Paper long abstract:
Understanding situated experiences of retributive justice after state violence require ethnographic explorations in order to unlock different co-existing moralities regarding justice, also those of alleged perpetrators. Hence this panel paper has a twofold aim: to explore the methodological and ethical hazards of researching indicted military officials' subjectivities and, simultaneously give insight in their transformative local moral worlds that shape alternative interpretations of accountability and experiences of justice. Firstly, I dedicate a section in this paper to the issue about alternative methodologies and ethics of doing fieldwork in a high-stakes environment with people who are alleged for crimes against humanity. Methodologically this paper reflects on the intersubjective engagement between informant and fieldworker with special emphasis on the moral and emotional dimensions of these personal encounters associated with violence and justice.
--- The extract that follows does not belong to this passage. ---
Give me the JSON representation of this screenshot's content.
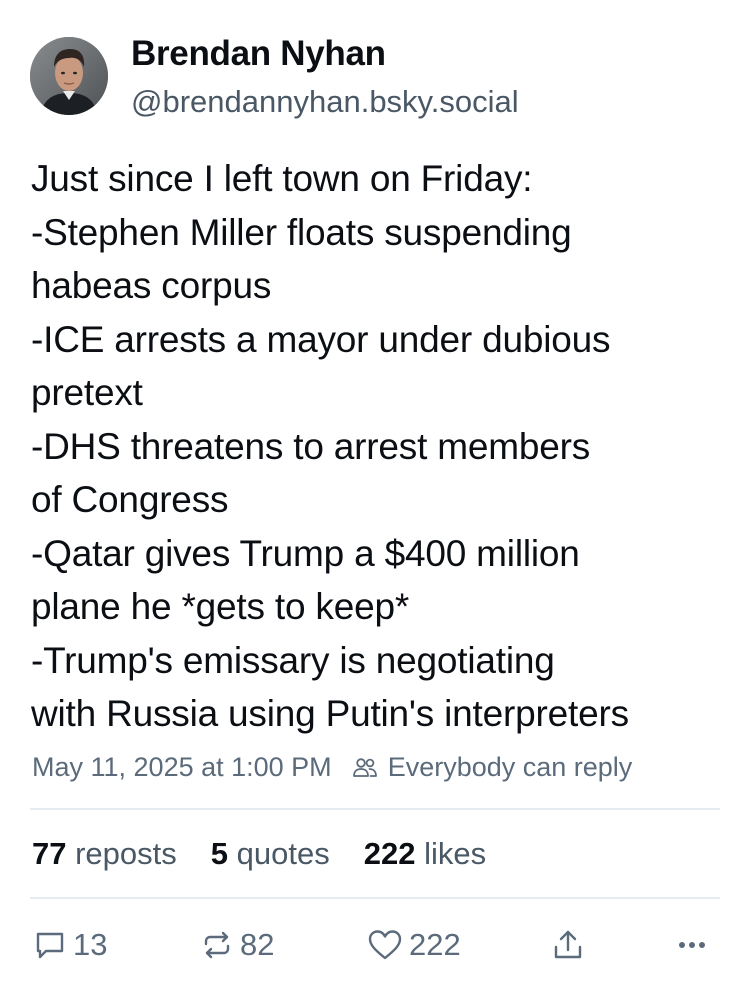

This discloses the ethical hazards of doing fieldwork with people who are considered criminal, or even evil, by local agents and a broader academic sphere. Secondly, without falling into apologetic analyses, this paper offers nuanced insights in the lived experiences of the trials by indicted or loyal military officials. Their experiences regarding the crimes committed during the last dictatorship are explored by means of two empirical feelings: remorse and shame. Based on eighteen months of fieldwork, this paper concentrates specifically on data gathered from in-depth interviews and participatory observations with officials at court, prison and their homes, and documentation on local military ethical codes and educational handbooks.